Today’s cuppa: Irish breakfast tea
Yesterday, I dashed off a post about the things I don’t plan to get worked up about in 2010. But as symmetry is the essence of much beauty in nature (as anyone who watches a fresh snowfall even and make elegant the lawn rutted by the stump-pulling Bobcat last summer), I must offer up a complimentary list.
5: All the returning shows whose arrival is long-awaited and much-anticipated, as newness has its charms, but the sound of an old friend’s tread on the porch makes the heart sing.

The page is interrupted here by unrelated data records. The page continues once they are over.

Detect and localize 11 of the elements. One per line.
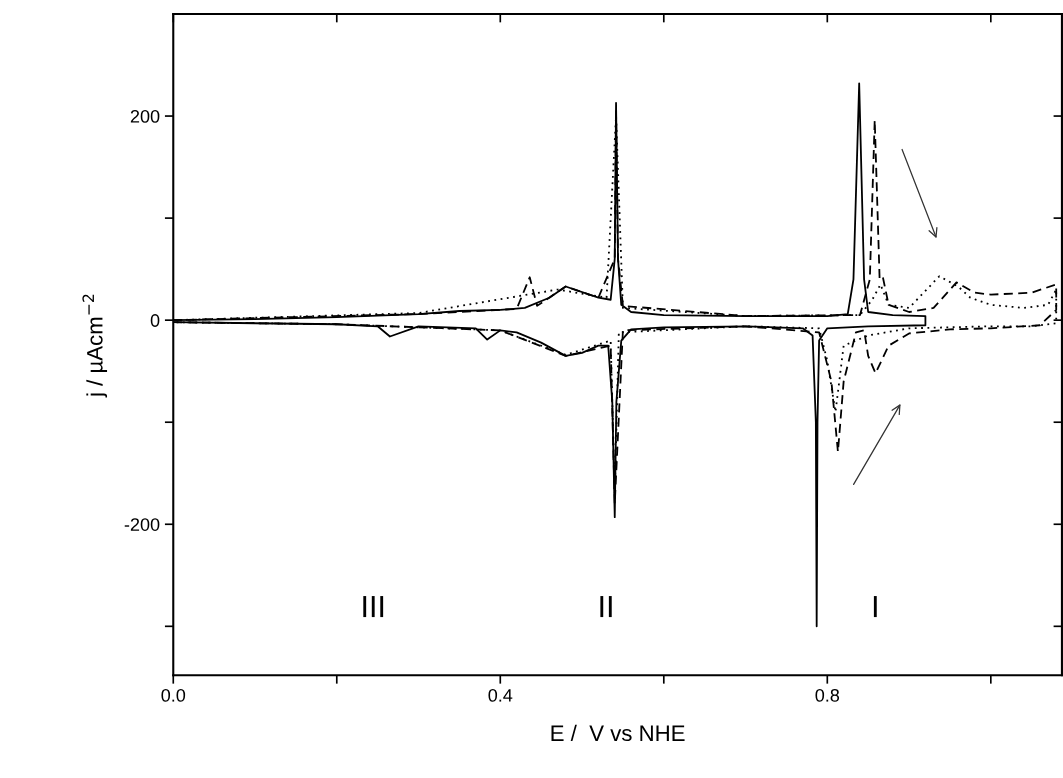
x-tick-label: 0.4 <box>488 688 513 702</box>
y-tick-label: 0 <box>150 314 160 327</box>
y-axis-title: j / µAcm$^{−2}$ <box>82 294 108 398</box>
x-tick-label: 0.0 <box>161 688 186 702</box>
y-tick-label: -200 <box>124 518 160 531</box>
y-tick-label: 200 <box>130 109 160 123</box>
x-tick-label: 0.8 <box>815 688 840 702</box>
annotation: I <box>873 596 877 618</box>
annotation: III <box>363 596 384 618</box>
annotation: II <box>600 596 612 618</box>
x-axis-title: E / V vs NHE <box>551 724 685 742</box>
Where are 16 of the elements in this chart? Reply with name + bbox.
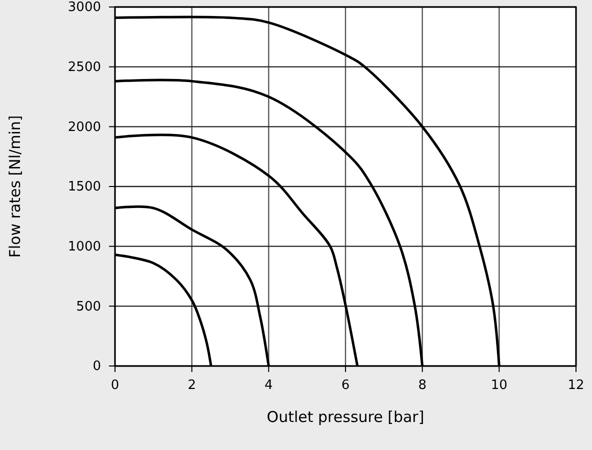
x-tick-label: 10 [490,378,508,394]
x-tick-label: 12 [568,378,584,394]
y-tick-label: 2500 [68,60,101,75]
x-tick-label: 0 [110,378,120,394]
y-tick-label: 3000 [68,0,101,16]
x-tick-label: 2 [188,378,196,394]
y-tick-label: 1500 [68,180,101,195]
y-tick-label: 1000 [68,239,101,254]
y-tick-label: 500 [76,299,101,314]
y-axis-title: Flow rates [Nl/min] [6,115,24,258]
x-tick-label: 6 [341,378,350,394]
x-axis-title: Outlet pressure [bar] [266,408,424,426]
y-tick-label: 2000 [68,120,101,135]
x-tick-label: 8 [418,378,426,394]
x-tick-label: 4 [264,378,273,394]
y-tick-label: 0 [92,359,101,374]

So, for my part, I bid a warm “Welcome Back!” to NBC’s “Chuck,” Fox’s “24,” FX’s “Damages,” HBO’s “Big Love,” NBC’s “The Celebrity Apprentice,” FX’s “Nip/Tuck” (yeah, it’s not what it used to be, but who among us is?) and ABC’s “Lost.” Of them only the last two have no chance of coming back next year, so if you love any of the others, lavish that love on their sponsors, and make sure to tell them why you’re doing it. As the cops always say, follow the money.
This is just my list. There are lots more shows coming back, and while I may not be a fan of them all, anything getting a new season in this economic climate is cause for celebration.

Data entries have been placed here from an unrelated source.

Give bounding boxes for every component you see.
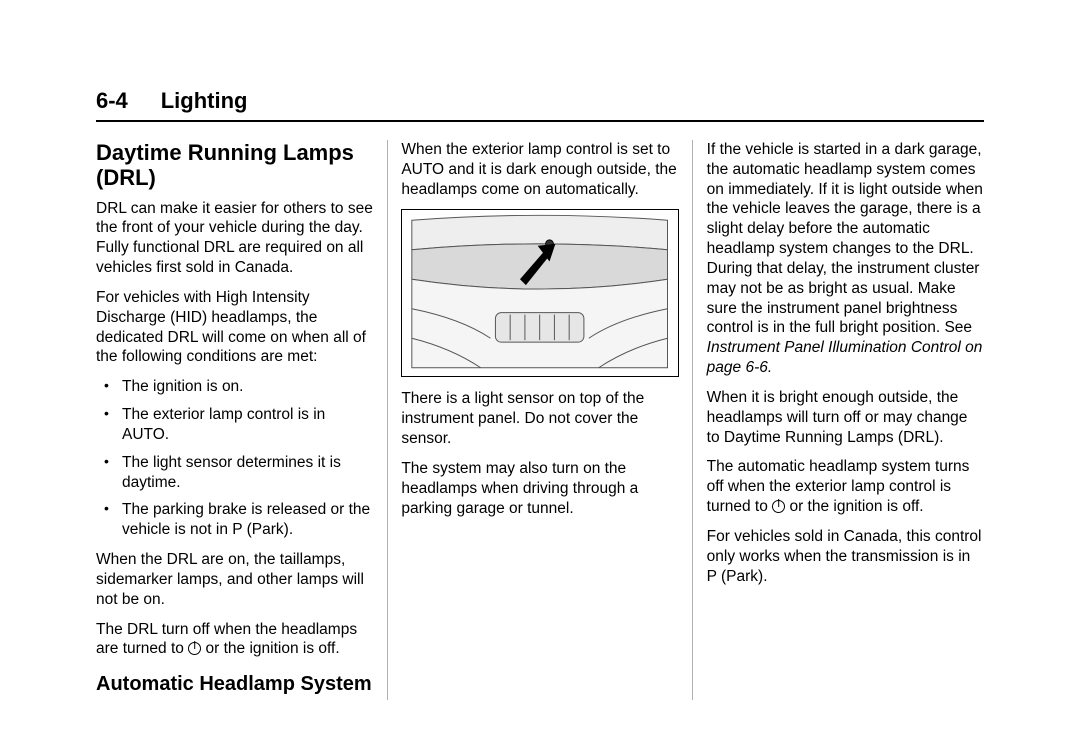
dark-garage-note: If the vehicle is started in a dark gara… [707, 140, 984, 378]
drl-conditions-intro: For vehicles with High Intensity Dischar… [96, 288, 373, 367]
power-off-icon [772, 500, 785, 513]
list-item: The light sensor determines it is daytim… [96, 453, 373, 493]
list-item: The parking brake is released or the veh… [96, 500, 373, 540]
canada-note: For vehicles sold in Canada, this contro… [707, 527, 984, 586]
sensor-note: There is a light sensor on top of the in… [401, 389, 678, 448]
section-title: Lighting [161, 88, 248, 113]
drl-conditions-list: The ignition is on. The exterior lamp co… [96, 377, 373, 540]
drl-intro: DRL can make it easier for others to see… [96, 199, 373, 278]
heading-drl: Daytime Running Lamps (DRL) [96, 140, 373, 191]
drl-off: The DRL turn off when the headlamps are … [96, 620, 373, 660]
drl-note: When the DRL are on, the taillamps, side… [96, 550, 373, 609]
auto-off-note: The automatic headlamp system turns off … [707, 457, 984, 516]
auto-headlamp-intro: When the exterior lamp control is set to… [401, 140, 678, 199]
tunnel-note: The system may also turn on the headlamp… [401, 459, 678, 518]
page-number: 6-4 [96, 88, 128, 113]
bright-outside-note: When it is bright enough outside, the he… [707, 388, 984, 447]
dashboard-sensor-figure [401, 209, 678, 377]
dashboard-svg [402, 210, 677, 376]
list-item: The ignition is on. [96, 377, 373, 397]
power-off-icon [188, 642, 201, 655]
content-columns: Daytime Running Lamps (DRL) DRL can make… [96, 140, 984, 700]
list-item: The exterior lamp control is in AUTO. [96, 405, 373, 445]
heading-auto-headlamp: Automatic Headlamp System [96, 673, 373, 696]
page-header: 6-4 Lighting [96, 88, 984, 122]
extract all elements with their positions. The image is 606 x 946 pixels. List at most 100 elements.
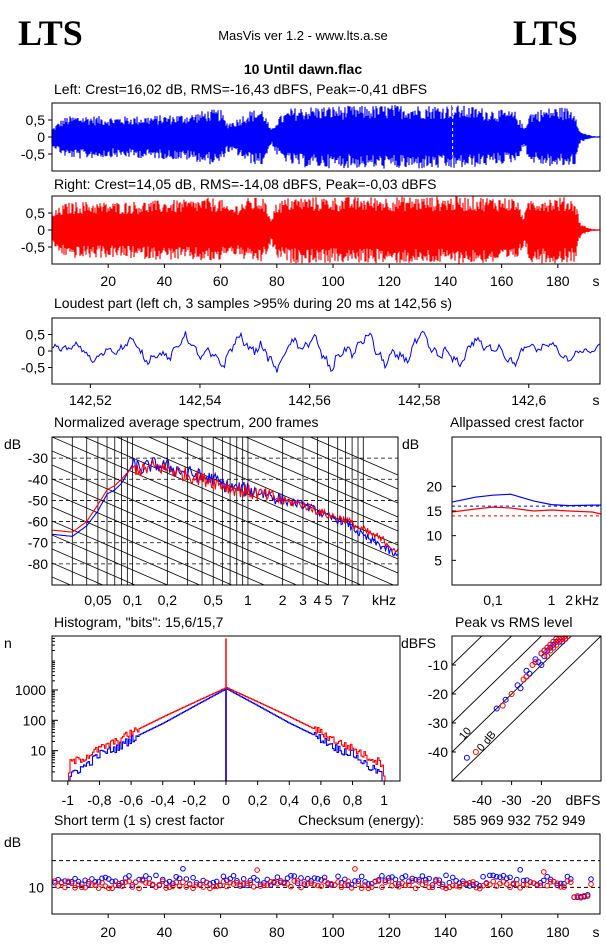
- spectrum-frame: [51, 436, 399, 586]
- short-term-point-0: [507, 874, 513, 881]
- short-term-point-0: [183, 876, 190, 882]
- short-term-point-1: [92, 882, 99, 888]
- peak-rms-point-0: [526, 670, 533, 677]
- spectrum-ytick-label: -50: [28, 492, 48, 508]
- short-term-point-0: [72, 875, 78, 882]
- short-term-point-1: [95, 885, 102, 891]
- short-term-point-1: [534, 881, 540, 888]
- short-term-point-0: [402, 873, 409, 879]
- short-term-point-1: [132, 879, 139, 886]
- short-term-point-0: [358, 873, 365, 880]
- short-term-point-1: [473, 884, 480, 891]
- short-term-xtick-label: 80: [269, 924, 285, 940]
- short-term-point-0: [136, 876, 142, 883]
- short-term-point-0: [335, 873, 341, 880]
- short-term-point-1: [530, 880, 537, 886]
- peak-rms-point-0: [502, 696, 509, 703]
- histogram-xtick-label: -0,2: [182, 792, 206, 808]
- short-term-point-1: [395, 883, 402, 890]
- spectrum-xtick-label: 7: [342, 592, 350, 608]
- crest-xtick-label: 1: [548, 592, 556, 608]
- short-term-point-1: [126, 878, 132, 885]
- short-term-point-1: [186, 881, 193, 888]
- peak-rms-point-0: [517, 685, 524, 692]
- short-term-point-1: [362, 882, 368, 888]
- spectrum-slope-line: [52, 450, 363, 585]
- short-term-point-1: [234, 880, 240, 886]
- short-term-point-0: [109, 878, 115, 885]
- peak-rms-point-1: [472, 749, 479, 755]
- spectrum-slope-line: [52, 534, 169, 585]
- short-term-point-0: [422, 877, 429, 883]
- spectrum-plot: [52, 437, 398, 585]
- short-term-point-0: [298, 875, 304, 881]
- loudest-part-frame: [51, 317, 601, 385]
- short-term-point-1: [439, 884, 446, 890]
- spectrum-xtick-label: 4: [313, 592, 321, 608]
- loudest-part-xtick-label: 142,52: [69, 392, 112, 408]
- short-term-point-1: [385, 878, 392, 884]
- short-term-point-1: [460, 880, 466, 887]
- short-term-point-0: [180, 865, 186, 872]
- spectrum-xtick-label: 0,2: [158, 592, 178, 608]
- short-term-point-1: [143, 880, 149, 886]
- short-term-point-1: [72, 885, 78, 891]
- short-term-point-1: [564, 878, 571, 884]
- short-term-point-0: [588, 876, 594, 882]
- short-term-point-0: [126, 873, 132, 879]
- short-term-point-0: [443, 872, 449, 879]
- short-term-point-1: [429, 884, 436, 891]
- short-term-point-0: [75, 878, 82, 885]
- short-term-xtick-label: 100: [321, 924, 345, 940]
- peak-rms-frame: [451, 635, 602, 782]
- short-term-point-1: [277, 878, 284, 884]
- loudest-part-xtick-label: 142,6: [511, 392, 546, 408]
- short-term-point-0: [291, 873, 298, 879]
- short-term-point-0: [436, 877, 443, 883]
- short-term-point-0: [406, 878, 412, 885]
- short-term-point-0: [159, 876, 166, 883]
- short-term-point-1: [561, 884, 567, 890]
- short-term-point-1: [588, 881, 594, 887]
- crest-factor-title: Allpassed crest factor: [450, 414, 584, 430]
- short-term-point-1: [436, 880, 443, 886]
- short-term-point-0: [487, 872, 493, 879]
- spectrum-slope-line: [212, 437, 398, 518]
- crest-ytick-label: 15: [426, 503, 442, 519]
- short-term-point-1: [412, 885, 419, 892]
- checksum-value: 585 969 932 752 949: [453, 812, 586, 828]
- short-term-ylabel: dB: [4, 834, 21, 850]
- peak-rms-point-0: [463, 754, 470, 761]
- short-term-point-0: [227, 875, 233, 882]
- short-term-point-0: [497, 874, 503, 880]
- peak-rms-point-1: [532, 659, 539, 666]
- short-term-point-1: [85, 878, 92, 885]
- short-term-point-1: [409, 878, 416, 884]
- short-term-point-1: [119, 883, 126, 889]
- histogram-frame: [51, 635, 401, 782]
- short-term-ytick-label: 10: [28, 879, 44, 895]
- peak-rms-ytick-label: -30: [428, 715, 448, 731]
- short-term-point-1: [328, 881, 335, 887]
- spectrum-ytick-label: -30: [28, 450, 48, 466]
- short-term-point-1: [298, 884, 304, 891]
- short-term-point-0: [89, 876, 95, 882]
- short-term-point-1: [190, 885, 196, 892]
- short-term-point-1: [490, 878, 497, 885]
- crest-diagonal-label: 40: [403, 690, 420, 707]
- short-term-point-1: [503, 881, 510, 887]
- short-term-point-1: [237, 881, 244, 888]
- right-waveform-xtick-label: 20: [100, 273, 116, 289]
- short-term-point-1: [379, 884, 385, 890]
- short-term-point-1: [159, 878, 166, 884]
- short-term-point-1: [520, 881, 527, 888]
- crest-ytick-label: 20: [426, 478, 442, 494]
- short-term-point-0: [355, 878, 362, 884]
- right-waveform-frame: [51, 195, 601, 265]
- short-term-point-0: [247, 877, 254, 884]
- right-waveform-ytick-label: 0,5: [26, 205, 46, 221]
- short-term-point-1: [348, 885, 355, 891]
- peak-rms-point-1: [565, 636, 572, 639]
- short-term-point-0: [321, 874, 328, 881]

4: The new midseason shows, for among these late-blooming flowers may be found enduring hits. From “Malcolm in the Middle” to “Grey’s Anatomy,” shows that slip in
after the first of the year sometimes stick around far longer than
their more-heralded fall siblings.
So, among others, let’s keep an eye on FX’s “Archer,” Fox’s “Human Target,” The CW’s “Life Unexpected,” Syfy’s “Caprica,” Starz’ “Spartacus: Blood and Sand” (which has already been renewed for a second season), CBS’ “Undercover Boss,” Fox’s “Past Life,” NBC’s “Parenthood” and Fox’s “Sons of Tuscon.”
3: Those that create good TV.
The fact that both solid entertainment and real art arise from the muck and mire of the modern entertainment industry is a small miracle. I hereby congratulate all those TV alchemists who manage to turn commerce into gold. Such literary warriors for the working day as Shakespeare, Dickens and Poe would be proud.
2: Those who watch good TV.
No matter the quality, an unwatched TV show will wither and die. To the ordinary fans who just tune in week after week to the superfans who maintain Websites, attend conventions, write letters and even send peanuts and Tabasco sauce, I say a big “Thank you!” Upon your patronage, the entire TV industry — and, by extension, the livelihoods of folks like me — depends.
Today and always, I honor those whose sacrifice makes possible the freedom and safety to both create good TV and watch good TV. I salute you, who are truly the best of us.